TM: What are you going to do if the Texas Supreme Court sides with Governor Abbott and your mask mandate is deemed illegal?

SE: When we get to the point that there is no doubt that [we can’t] appeal our position during this period of time, we will abide by the law. At this point, we have a slight difference in opinion about whether the governor’s orders actually apply to independent school districts.

Elizalde says that while the 2021-22 virtual learning format for students is still being tinkered with, the focus of the year will be to get students back up to speed after the challenging previous virtual semesters.

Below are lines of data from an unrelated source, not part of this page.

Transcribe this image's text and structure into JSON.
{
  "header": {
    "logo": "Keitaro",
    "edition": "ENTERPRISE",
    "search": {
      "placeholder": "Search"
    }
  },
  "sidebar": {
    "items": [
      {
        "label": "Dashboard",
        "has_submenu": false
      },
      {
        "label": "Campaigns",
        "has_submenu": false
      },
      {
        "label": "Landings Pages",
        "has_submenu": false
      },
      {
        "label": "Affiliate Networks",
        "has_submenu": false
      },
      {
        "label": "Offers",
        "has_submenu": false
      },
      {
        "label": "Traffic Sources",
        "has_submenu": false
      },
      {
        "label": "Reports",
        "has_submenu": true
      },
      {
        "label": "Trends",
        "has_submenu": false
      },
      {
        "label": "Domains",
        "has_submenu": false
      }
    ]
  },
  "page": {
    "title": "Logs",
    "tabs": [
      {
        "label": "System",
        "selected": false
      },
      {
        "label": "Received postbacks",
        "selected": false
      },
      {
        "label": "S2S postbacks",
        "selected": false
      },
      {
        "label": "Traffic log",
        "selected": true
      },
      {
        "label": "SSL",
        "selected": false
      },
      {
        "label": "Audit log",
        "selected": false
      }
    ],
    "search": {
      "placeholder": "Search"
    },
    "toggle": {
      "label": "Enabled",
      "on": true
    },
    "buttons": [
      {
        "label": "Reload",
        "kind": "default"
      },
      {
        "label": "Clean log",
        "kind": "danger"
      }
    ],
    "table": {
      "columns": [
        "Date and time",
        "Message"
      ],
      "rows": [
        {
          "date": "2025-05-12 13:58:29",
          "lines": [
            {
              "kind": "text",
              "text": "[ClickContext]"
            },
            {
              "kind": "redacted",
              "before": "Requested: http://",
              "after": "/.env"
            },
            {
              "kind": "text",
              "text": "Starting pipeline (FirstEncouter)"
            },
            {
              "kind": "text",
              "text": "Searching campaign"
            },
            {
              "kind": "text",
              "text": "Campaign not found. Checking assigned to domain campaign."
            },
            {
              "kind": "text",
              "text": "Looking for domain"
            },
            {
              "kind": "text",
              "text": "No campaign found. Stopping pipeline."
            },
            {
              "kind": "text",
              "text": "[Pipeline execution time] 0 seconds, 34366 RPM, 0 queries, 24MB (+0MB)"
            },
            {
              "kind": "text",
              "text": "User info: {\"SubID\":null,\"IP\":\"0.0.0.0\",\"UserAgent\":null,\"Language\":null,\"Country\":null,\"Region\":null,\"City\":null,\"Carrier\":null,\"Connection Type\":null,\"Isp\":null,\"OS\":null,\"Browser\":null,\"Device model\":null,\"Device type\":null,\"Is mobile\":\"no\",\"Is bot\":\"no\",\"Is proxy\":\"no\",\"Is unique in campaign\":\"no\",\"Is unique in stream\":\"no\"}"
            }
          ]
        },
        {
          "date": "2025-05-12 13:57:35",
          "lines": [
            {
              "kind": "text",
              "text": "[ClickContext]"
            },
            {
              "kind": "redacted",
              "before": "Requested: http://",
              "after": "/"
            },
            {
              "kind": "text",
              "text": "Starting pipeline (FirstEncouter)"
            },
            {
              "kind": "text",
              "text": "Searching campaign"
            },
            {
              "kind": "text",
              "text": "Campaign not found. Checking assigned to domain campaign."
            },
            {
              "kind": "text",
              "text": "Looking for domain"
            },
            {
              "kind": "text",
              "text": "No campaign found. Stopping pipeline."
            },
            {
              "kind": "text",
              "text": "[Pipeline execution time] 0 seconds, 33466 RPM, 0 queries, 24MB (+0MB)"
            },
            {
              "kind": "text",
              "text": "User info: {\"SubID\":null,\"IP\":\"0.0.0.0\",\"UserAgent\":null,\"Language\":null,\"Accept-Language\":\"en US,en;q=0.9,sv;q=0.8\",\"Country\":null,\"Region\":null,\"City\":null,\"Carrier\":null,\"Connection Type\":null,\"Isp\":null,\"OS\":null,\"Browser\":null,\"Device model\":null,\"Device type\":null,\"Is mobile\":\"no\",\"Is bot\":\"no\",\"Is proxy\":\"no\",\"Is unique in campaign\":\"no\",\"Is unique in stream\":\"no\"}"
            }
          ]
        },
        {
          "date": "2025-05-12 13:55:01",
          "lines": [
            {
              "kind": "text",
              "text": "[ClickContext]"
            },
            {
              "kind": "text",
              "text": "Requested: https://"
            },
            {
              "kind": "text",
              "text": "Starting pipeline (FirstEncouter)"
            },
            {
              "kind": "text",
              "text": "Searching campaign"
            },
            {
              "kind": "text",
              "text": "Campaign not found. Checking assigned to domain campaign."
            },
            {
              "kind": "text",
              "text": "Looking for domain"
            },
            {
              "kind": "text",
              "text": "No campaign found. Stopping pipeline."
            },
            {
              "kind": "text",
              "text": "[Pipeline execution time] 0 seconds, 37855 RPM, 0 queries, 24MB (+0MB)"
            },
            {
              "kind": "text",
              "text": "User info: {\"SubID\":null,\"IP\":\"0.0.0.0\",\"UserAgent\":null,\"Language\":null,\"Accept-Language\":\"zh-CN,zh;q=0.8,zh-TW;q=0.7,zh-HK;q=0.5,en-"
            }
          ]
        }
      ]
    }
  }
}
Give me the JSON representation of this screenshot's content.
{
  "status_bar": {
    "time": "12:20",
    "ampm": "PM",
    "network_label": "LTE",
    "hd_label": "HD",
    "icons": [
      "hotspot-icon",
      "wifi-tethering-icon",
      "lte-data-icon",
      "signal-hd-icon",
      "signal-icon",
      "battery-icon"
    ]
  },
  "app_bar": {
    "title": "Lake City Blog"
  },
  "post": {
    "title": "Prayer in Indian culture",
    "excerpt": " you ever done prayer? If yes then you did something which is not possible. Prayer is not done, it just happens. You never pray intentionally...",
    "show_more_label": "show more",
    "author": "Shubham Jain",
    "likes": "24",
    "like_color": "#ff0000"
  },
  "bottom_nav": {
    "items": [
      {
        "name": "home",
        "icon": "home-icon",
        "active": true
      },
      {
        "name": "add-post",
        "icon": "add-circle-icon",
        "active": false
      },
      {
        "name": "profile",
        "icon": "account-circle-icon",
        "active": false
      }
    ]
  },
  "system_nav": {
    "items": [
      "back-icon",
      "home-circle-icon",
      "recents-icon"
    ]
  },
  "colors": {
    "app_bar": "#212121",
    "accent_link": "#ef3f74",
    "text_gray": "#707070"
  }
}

Elizalde adds: “The goal here is for us not to have masks and not to be in conflict with the governor’s order.”

Back-to-school battle in Texas

Several other big Texas districts that will require masks in the new school year — at least for now — include Dallas, Fort Worth, San Antonio and Houston ISDs.

On Monday, several parents and children rallied outside Abbott’s mansion in downtown Austin to demand he allow school districts the right to mandate masks.

The protest comes after weeks of back-and-forth between cities, school districts, Abbott, courts, and now, the Texas Supreme Court. On Sunday, the court granted orders to temporarily block local mask mandates issued in San Antonio and Dallas.

Nevertheless, Dallas ISD said masks would still be required.

In response to the temporary Supreme Court decision, Abbott took to Twitter, where he said: “The ban doesn’t prohibit using masks. Anyone who wants to wear a mask can do so, including in schools.”

As more and more Texas schools open their doors for in-person learning, the fight over masking in schools persists, with little end in sight.